How do you account these variations?


As a result of OCV, some cells may be fast or slow than expected. If these variations are not accounted, results may be pessimistic and can lead to setup or hold violations. In order to model these, we introduce derates. Timing derates are multiplied with the net delay and cell delay for the launch and capture clock paths. This is given as say x%. Let us consider a timing derate of 8% and how it is accounted in setup and hold analysis.


Setup analysis:


Setup check is done in worst case. The setup check is more pessimistic when the launch clock reaches late than the capture clock. Here we multiply the launch path delays with late derate of 1.08 and the capture path delays with an early derate of 0.92.


Hold analysis:


Hold check is done in best case. Hold check is more pessimistic when the launch clock reaches early than the capture clock. Here we multiply the launch path delays with an early derate of 0.92, and capture path delays with a late derate of 1.08.



Figure 4: Timing analysis with CRPR


Consider the above path from FF1 to FF2. For setup analysis, as per the previous example, a late derate of 1.08 is applied for the launch path and an early derate of 0.92 is applied for the capture path. But what is the problem here?

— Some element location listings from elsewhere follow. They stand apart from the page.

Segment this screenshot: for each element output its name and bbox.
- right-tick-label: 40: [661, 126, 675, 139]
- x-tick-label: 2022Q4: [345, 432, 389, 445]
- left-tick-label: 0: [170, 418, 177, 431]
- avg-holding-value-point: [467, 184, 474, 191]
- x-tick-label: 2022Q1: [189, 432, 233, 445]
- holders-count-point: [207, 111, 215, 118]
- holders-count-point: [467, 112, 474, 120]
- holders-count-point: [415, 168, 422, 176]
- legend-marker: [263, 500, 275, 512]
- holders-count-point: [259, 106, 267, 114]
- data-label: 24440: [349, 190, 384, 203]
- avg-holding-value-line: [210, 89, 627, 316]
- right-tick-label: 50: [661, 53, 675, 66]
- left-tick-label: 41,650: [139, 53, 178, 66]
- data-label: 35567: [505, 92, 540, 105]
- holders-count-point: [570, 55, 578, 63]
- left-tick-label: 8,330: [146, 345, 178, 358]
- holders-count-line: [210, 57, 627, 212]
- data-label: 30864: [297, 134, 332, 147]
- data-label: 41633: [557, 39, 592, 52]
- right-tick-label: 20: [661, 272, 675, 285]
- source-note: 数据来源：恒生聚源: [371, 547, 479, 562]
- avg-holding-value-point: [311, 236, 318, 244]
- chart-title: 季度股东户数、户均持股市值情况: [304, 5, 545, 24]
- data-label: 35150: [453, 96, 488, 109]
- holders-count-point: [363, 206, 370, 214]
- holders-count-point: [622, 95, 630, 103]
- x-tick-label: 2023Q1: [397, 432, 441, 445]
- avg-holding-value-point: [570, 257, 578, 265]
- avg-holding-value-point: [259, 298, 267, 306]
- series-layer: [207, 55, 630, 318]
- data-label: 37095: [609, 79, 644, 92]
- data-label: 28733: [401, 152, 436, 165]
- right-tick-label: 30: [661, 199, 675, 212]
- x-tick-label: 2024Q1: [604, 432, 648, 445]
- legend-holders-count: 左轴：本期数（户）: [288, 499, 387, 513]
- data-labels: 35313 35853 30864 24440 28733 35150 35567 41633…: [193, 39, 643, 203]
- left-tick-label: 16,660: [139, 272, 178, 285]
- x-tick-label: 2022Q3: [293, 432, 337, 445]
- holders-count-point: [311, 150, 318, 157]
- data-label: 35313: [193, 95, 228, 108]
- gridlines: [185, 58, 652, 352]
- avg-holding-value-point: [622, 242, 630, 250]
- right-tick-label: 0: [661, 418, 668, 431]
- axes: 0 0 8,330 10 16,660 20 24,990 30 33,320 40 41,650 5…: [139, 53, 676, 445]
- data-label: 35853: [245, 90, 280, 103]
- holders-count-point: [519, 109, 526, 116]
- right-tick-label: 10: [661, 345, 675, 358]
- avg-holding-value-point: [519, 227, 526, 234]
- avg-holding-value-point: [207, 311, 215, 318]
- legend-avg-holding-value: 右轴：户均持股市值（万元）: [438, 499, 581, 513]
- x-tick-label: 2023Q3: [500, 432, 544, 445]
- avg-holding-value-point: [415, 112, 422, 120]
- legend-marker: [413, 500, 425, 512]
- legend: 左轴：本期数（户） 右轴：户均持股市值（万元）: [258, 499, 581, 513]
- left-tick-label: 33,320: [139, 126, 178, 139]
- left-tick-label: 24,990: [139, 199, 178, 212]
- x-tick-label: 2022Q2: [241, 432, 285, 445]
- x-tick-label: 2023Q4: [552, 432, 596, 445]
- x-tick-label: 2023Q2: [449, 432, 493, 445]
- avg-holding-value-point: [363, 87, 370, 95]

The launch clock path and the capture clock path share a portion of the clock tree (B1, B2) and then diverge from the common point. This common path delays are multiplied with different derates (early and late), resulting in different delays. These cells have max delay in launch path and min delay in capture path. The same cell cannot have different delays at the same time. This results in additional pessimism which has to be removed. Here comes the need for Clock Re-convergence Pessimism Removal (CRPR) or Common Path Pessimism Removal (CPPR). This pessimism value is the difference between the max and min delay at the common clock path. To reduce pessimism, CRPR is added to required time in setup analysis and subtracted from required time in hold analysis.